Molluscum contagiosum is a common childhood disease. Proper diagnosis, gentle removal methods when necessary, and family support reduce the period of contagiousness and return the child's skin to normal without scarring. At K+31, we offer a balanced choice between observation and intervention to ensure that molluscum treatment in children is safe, understandable, and predictable.

You can schedule an appointment with a K+31 dermatologist conveniently—online or by calling the clinic's call center. During your consultation, you will receive a personalized plan, an explanation of all steps, and answers to your questions about treatment methods and regression timeframes.

FAQ from parents

Should I treat it if it "goes away on its own"?
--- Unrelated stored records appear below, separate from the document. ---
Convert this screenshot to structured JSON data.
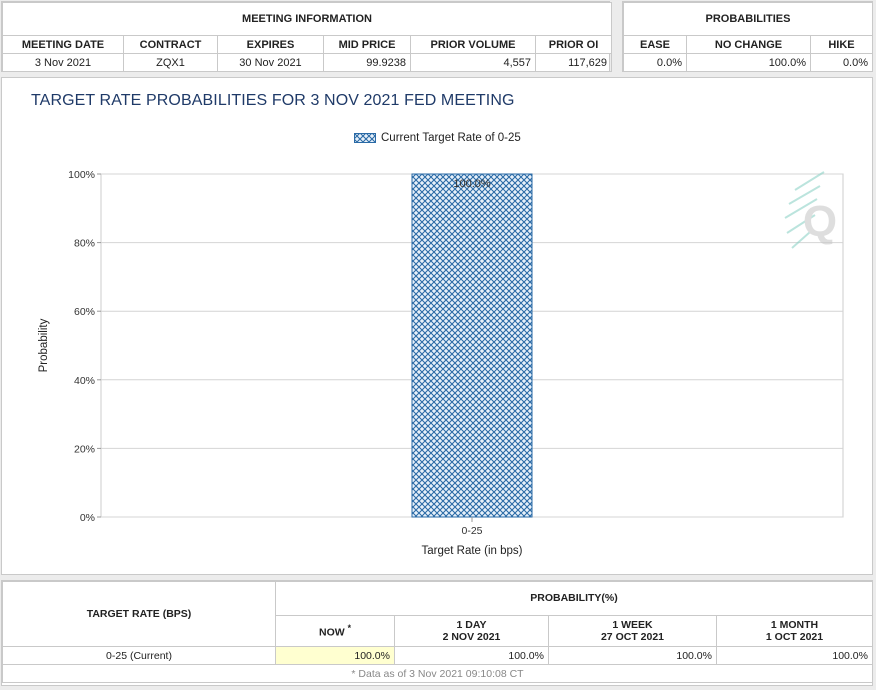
{
  "meeting_info": {
    "header": "MEETING INFORMATION",
    "columns": [
      "MEETING DATE",
      "CONTRACT",
      "EXPIRES",
      "MID PRICE",
      "PRIOR VOLUME",
      "PRIOR OI"
    ],
    "row": [
      "3 Nov 2021",
      "ZQX1",
      "30 Nov 2021",
      "99.9238",
      "4,557",
      "117,629"
    ]
  },
  "probabilities": {
    "header": "PROBABILITIES",
    "columns": [
      "EASE",
      "NO CHANGE",
      "HIKE"
    ],
    "row": [
      "0.0%",
      "100.0%",
      "0.0%"
    ]
  },
  "chart": {
    "title": "TARGET RATE PROBABILITIES FOR 3 NOV 2021 FED MEETING",
    "legend": "Current Target Rate of 0-25",
    "watermark": "Q"
  },
  "chart_data": {
    "type": "bar",
    "categories": [
      "0-25"
    ],
    "values": [
      100.0
    ],
    "data_labels": [
      "100.0%"
    ],
    "title": "TARGET RATE PROBABILITIES FOR 3 NOV 2021 FED MEETING",
    "xlabel": "Target Rate (in bps)",
    "ylabel": "Probability",
    "ylim": [
      0,
      100
    ],
    "yticks": [
      "0%",
      "20%",
      "40%",
      "60%",
      "80%",
      "100%"
    ],
    "grid": true,
    "legend_position": "top-center",
    "series": [
      {
        "name": "Current Target Rate of 0-25",
        "values": [
          100.0
        ]
      }
    ],
    "colors": {
      "bar": "#2a6aa6",
      "bar_fill": "#e8f1fa"
    }
  },
  "bottom_table": {
    "target_rate_header": "TARGET RATE (BPS)",
    "probability_header": "PROBABILITY(%)",
    "now_label": "NOW",
    "now_marker": "*",
    "cols": [
      {
        "line1": "1 DAY",
        "line2": "2 NOV 2021"
      },
      {
        "line1": "1 WEEK",
        "line2": "27 OCT 2021"
      },
      {
        "line1": "1 MONTH",
        "line2": "1 OCT 2021"
      }
    ],
    "row": {
      "rate": "0-25 (Current)",
      "now": "100.0%",
      "day": "100.0%",
      "week": "100.0%",
      "month": "100.0%"
    },
    "footnote": "* Data as of 3 Nov 2021 09:10:08 CT"
  }
}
For many children, yes, but controlling the contagiousness and risk of scratching makes supervised treatment justified. The decision should be made with a doctor.

Is molluscum dangerous to health?

This is a benign viral condition. The main risks are local: eczematization, secondary infection, and cosmetic marks after injury.

Is it possible to visit the pool?

Yes, with proper hygiene and closed active areas. The pool itself isn't the "cause"; the problem is close contact in the locker room.

Is removal painful?

Modern techniques and local anesthesia make the procedure tolerable, especially when the specialist takes into account the child's age and temperament.